И тот, и другой увлекались философией. Юноши бродили по улицам под моросящим дождем, спорили, рассуждали, смеялись. Жак прекрасно понял, почему наказали Жакоба, и, узнав, какую кару на него наложили, на следующий же день подарил другу книгу Анри Бергсона «Смех».

Они стали настоящими закадычными друзьями: темноволосый Жакоб – серьезный и любознательный – и блондин Жак – остроумный, большой мастер рифмовать стихи и любитель непристойных шуточек.

Жакоб начал часто бывать у Жака – в доме в стиле барокко с огромными железными воротами. Внутри все было отделано парчой и бархатом, в залах рядами висели в золоченых рамах портреты древних предков. Когда мальчики возвращались с занятий, по изящной витой лестнице к ним легкой походкой спускалась мать Жака, своей раскованностью и мешковатыми штанами являя поразительный контраст с чопорностью дома, хозяйкой которого она являлась. Они втроем пили чай с тостами и горячими булочками – леди Леонора была англичанкой и в своем французском доме придерживалась вкусов и обычаев, к которым привыкла с детства. Жак угощал ее шутками и сплетнями, собранными за день, и потом она уходила, оставляя друзей одних, и предупреждала только, чтобы они побольше времени уделили урокам.
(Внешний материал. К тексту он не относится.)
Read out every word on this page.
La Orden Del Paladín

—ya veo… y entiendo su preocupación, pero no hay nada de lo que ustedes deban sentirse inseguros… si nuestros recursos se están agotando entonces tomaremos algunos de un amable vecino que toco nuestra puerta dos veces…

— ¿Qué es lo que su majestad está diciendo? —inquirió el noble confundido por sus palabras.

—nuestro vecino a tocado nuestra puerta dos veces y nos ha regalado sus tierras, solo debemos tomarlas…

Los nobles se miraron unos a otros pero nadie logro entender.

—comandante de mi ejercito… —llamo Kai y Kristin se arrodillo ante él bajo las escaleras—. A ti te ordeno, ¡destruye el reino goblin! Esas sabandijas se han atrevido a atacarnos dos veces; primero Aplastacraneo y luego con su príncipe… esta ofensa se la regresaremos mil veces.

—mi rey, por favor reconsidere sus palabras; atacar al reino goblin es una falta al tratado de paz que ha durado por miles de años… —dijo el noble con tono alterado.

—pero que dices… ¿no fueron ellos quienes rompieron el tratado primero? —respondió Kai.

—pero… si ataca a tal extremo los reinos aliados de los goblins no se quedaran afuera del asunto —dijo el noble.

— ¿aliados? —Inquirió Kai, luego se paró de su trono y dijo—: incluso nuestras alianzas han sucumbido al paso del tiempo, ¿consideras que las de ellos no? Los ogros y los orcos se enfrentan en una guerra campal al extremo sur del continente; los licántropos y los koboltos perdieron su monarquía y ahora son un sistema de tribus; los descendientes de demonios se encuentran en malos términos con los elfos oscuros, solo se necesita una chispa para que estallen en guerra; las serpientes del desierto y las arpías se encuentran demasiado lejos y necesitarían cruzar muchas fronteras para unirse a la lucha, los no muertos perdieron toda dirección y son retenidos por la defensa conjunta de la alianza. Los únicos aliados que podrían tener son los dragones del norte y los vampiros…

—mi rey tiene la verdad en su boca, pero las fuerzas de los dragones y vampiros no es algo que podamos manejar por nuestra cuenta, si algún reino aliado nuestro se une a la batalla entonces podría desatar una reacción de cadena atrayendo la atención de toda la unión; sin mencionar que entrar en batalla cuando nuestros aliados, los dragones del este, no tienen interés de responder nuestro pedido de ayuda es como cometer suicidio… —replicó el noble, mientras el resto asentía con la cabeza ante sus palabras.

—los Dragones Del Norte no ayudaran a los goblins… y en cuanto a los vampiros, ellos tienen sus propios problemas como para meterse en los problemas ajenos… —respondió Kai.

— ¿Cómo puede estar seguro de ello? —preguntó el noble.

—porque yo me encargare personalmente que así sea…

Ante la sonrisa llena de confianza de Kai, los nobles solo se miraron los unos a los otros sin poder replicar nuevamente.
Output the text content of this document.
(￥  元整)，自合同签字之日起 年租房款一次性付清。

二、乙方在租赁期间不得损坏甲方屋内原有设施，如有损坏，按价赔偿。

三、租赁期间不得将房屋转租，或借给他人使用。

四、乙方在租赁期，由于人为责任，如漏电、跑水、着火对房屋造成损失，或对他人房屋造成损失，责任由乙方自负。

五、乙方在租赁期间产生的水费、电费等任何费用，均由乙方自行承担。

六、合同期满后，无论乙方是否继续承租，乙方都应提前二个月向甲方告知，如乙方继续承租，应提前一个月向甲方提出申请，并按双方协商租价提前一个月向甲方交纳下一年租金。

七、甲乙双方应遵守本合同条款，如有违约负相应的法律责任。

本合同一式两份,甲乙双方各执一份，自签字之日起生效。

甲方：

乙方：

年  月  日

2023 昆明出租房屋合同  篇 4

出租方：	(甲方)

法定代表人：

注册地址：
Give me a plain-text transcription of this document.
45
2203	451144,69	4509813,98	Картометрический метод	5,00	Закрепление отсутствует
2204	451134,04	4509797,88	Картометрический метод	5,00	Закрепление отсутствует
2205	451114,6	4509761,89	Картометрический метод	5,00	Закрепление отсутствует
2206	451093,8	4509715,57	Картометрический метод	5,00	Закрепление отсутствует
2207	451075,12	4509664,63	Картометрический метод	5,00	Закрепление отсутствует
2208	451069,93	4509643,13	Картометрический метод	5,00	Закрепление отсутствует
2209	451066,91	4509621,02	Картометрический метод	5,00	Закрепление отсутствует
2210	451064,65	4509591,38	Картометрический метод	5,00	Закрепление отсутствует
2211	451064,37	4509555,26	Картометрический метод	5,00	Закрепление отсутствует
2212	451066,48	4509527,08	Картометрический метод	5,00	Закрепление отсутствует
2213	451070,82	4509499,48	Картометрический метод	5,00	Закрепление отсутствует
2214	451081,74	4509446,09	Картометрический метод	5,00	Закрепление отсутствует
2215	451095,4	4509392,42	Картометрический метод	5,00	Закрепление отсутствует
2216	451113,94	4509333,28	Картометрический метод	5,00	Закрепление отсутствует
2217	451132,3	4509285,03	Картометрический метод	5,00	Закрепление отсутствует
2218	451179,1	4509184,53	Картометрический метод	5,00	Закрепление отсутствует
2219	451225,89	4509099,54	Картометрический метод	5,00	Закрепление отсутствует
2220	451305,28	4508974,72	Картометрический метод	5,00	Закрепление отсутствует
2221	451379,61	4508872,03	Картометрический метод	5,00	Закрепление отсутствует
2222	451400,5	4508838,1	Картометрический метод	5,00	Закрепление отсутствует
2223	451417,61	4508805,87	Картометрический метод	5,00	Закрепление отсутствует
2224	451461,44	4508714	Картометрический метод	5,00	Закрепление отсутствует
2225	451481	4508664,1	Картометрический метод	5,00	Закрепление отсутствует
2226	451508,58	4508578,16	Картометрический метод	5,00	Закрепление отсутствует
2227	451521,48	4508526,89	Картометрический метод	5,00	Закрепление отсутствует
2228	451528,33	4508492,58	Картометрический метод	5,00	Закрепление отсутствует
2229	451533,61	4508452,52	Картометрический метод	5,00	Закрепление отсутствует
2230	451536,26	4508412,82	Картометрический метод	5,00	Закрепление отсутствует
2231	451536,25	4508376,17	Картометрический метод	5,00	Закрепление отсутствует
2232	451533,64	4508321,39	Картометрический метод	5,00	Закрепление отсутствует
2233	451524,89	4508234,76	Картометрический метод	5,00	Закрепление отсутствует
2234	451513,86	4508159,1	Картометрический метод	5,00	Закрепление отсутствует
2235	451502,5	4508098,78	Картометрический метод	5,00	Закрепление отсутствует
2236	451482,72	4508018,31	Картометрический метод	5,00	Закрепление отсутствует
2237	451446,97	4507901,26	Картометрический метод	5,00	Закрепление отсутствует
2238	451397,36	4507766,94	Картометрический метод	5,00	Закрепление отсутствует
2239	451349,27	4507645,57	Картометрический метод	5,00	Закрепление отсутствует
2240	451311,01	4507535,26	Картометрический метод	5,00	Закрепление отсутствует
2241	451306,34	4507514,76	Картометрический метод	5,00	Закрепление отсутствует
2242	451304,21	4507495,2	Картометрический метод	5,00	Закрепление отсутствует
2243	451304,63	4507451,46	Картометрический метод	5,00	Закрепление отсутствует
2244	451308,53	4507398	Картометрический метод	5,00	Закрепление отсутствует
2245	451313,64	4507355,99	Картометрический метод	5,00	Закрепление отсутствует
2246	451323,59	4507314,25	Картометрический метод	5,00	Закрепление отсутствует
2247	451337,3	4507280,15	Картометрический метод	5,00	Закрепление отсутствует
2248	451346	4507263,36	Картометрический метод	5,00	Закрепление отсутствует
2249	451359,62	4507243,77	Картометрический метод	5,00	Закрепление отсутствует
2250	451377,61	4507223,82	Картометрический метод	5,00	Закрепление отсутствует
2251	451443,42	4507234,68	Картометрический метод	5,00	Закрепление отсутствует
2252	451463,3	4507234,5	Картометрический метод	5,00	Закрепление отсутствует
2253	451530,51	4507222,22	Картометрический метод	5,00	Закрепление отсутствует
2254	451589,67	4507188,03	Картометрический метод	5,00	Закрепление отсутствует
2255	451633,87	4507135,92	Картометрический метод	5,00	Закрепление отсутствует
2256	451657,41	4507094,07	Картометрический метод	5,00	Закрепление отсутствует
После окончания занятий (Жакоб и Жак поделили первое место по успеваемости) Бреннеры пригласили Жакоба провести лето в их поместье в Бретани. Он с радостью согласился. Отец все время проводил на работе и, казалось, мало интересовался сыном. А общество матери годилось лишь для ссор. Сестра только и делала, что хихикала со своими глупыми подружками, а младший брат оставался еще ребенком, у них не могло быть никаких общих интересов. Мысль о лете, наполненном одними воспоминаниями о Мариэтт, наводила тоску.

Огромный величественный дом Бреннеров с башенками на фасаде и готическим шпилем стоял почти на берегу Атлантического океана. В поместье разводили скаковых лошадей, которых леди Леонора холила и лелеяла с особой любовью. В пасмурные туманные дни юноши носились верхом по продуваемым всеми ветрами полям, а потом падали в сырую траву и спорили, спорили: о ленинских реформах в России, о проблеме интернационализма, взвешивали все «за» и «против» пацифизма. Они беседовали и о своем будущем. Жакоб уже почти решил заняться медициной; Жак же еще не определился, он ко всему на свете относился скептически и воображал себя то именитым писателем, то финансистом, то виноделом.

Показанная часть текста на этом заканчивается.